Programmeurs et entrepreneurs prisent de plus en plus les nombreux modèles chinois d’intelligence artificielle (IA) en libre accès, les préférant à des concurrents américains plus onéreux malgré le contexte tendu entre Etats-Unis et Chine.
La part des modèles chinois dans les travaux effectués par IA est passée de 1,2% fin 2024 à plus de 30% début août au niveau mondial, selon un rapport publié début décembre par la plateforme OpenRouter et la société de capital-investissement Andreessen Horowitz. L’arrivée, mi-janvier, du R1 de la société chinoise DeepSeek, aux performances comparables aux meilleurs modèles américains, a provoqué une brutale prise de conscience quant à la maturité de la Chine en matière d’intelligence artificielle générative. DeepSeek-R1 était, comme beaucoup de logiciels chinois d’IA, les LLM (large language model), téléchargeable gratuitement et partiellement modifiable (open weight), à la différence du GPT d’OpenAI – sur lequel est construit ChatGPT – ou Gemini de Google.

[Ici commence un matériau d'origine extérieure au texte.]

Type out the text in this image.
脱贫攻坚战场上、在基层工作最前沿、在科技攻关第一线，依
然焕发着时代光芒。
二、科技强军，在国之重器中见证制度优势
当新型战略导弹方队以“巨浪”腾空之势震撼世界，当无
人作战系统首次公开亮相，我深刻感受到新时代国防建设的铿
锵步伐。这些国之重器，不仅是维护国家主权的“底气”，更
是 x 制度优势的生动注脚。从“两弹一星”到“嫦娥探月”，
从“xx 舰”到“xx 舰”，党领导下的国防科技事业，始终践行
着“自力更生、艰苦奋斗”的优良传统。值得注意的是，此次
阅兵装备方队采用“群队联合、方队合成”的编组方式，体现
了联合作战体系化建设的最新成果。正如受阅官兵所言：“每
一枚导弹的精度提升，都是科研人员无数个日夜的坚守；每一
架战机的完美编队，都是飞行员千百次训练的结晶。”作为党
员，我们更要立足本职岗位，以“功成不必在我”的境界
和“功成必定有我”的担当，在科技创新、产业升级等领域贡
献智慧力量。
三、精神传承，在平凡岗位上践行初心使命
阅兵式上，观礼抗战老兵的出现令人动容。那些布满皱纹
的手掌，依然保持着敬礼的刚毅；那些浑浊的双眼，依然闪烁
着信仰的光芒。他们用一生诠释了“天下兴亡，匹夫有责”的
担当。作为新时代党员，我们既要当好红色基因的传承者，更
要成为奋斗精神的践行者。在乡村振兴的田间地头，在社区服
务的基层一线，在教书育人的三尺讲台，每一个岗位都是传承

Le facteur décisif : le prix
« La principale raison pour laquelle le monde choisit de plus en plus en les modèles chinois est qu’ils sont bon marché, parfois gratuits, et fonctionnent bien », explique Wang Wen, de l’université Renmin à Pékin. Un entrepreneur américain, sous couvert d’anonymat, assure faire économiser 400.000 dollars par an à son entreprise grâce aux modèles Qwen mis au point par le géant chinois du commerce en ligne Alibaba. « Si vous avez besoin de la technologie la plus avancée, vous revenez aux OpenAI, Anthropic ou Google. Mais pour la plupart des applications, ce n’est pas nécessaire », explique ce patron qui travaille sur deux produits, un en musique, l’autre en vidéo. Qwen a notamment été adopté par Perplexity – concurrent de Google sur la recherche -, Nvidia ou l’université californienne de Stanford. Outre DeepSeek et Qwen, Z.ai (GLM) et MiniMax ont aussi les faveurs de développeurs informatiques du monde entier. La nouvelle version de Kimi K2 de la start-up Moonshot, sortie en novembre, a même montré une percée dans le domaine des agents IA, jusqu’ici considéré comme une lacune des modèles chinois.
Qwen, DeepSeek et les nouveaux standards de fait
Si dans sa feuille de route publiée début juillet, le gouvernement de Donald Trump se disait favorable à une IA américaine « open weight » et même « open source » (tout le programme en accès libre), les grands noms du secteur n’ont pas mordu à l’hameçon. Principal acteur américain sur ce créneau jusqu’ici, Meta a mis de côté ses modèles Llama pour se concentrer sur une IA fermée. Début août, OpenAI a mis en ligne deux modèles « open weight » GPT-oss, mais n’en avait plus proposé depuis six ans. Parmi les entreprises occidentales qui comptent, seul le français Mistral garde le cap de l’open source, mais pointe loin derrière DeepSeek et Qwen dans l’étude d’OpenRouter sur les modèles libres les plus populaires. « Ils sortent des produits moins régulièrement et avec moins de formats différents », relève l’entrepreneur, pour qui « ce n’est pas aussi intéressant » que les concurrents chinois, encouragés par Pékin même si le modèle économique de l’open source est incertain. Mark Barton, patron du cabinet de conseil Omniux, dit envisager de se servir de Qwen, mais reconnaît que certains clients pourraient ne pas être à l’aise à l’idée en contact avec un modèle chinois, même s’il n’est utilisé que pour des tâches très spécifiques.
Entre opportunité technologique et risque géopolitique
« Compte tenu de la position du gouvernement Trump sur les sociétés technologiques chinoises, (…) nous ne voudrions pas tout miser sur un modèle », avance-t-il. « Parce que si des sanctions sont prises contre l’entreprise, vous ne voulez pas vous retrouver piégé. » Mais Paul Triolo, associé au sein du cabinet de conseil DGA-Albright Stonebridge Group, juge que la sécurité des données n’est pas un « problème essentiel, (…) dans la mesure où les entreprises peuvent faire tourner le modèle sur leurs propres équipements, sans aucune connexion avec la Chine ». Par ailleurs, dans une étude publiée en début de semaine, des chercheurs de l’université de Stanford suggèrent « que la nature même des modèles ouverts permet un examen plus approfondi » de leur structure. « La transparence et le partage qu’impliquent l’open source sont les meilleurs moyens de bâtir la confiance », abonde Gao Fei, responsable technologique de la plateforme IA BOK Health. Pour les chercheurs de Stanford, « la large adoption des modèles chinois pourrait redéfinir l’accès à la technologie et les interdépendances », tout en « impactant la gouvernance de l’IA, la sécurité et la concurrence ».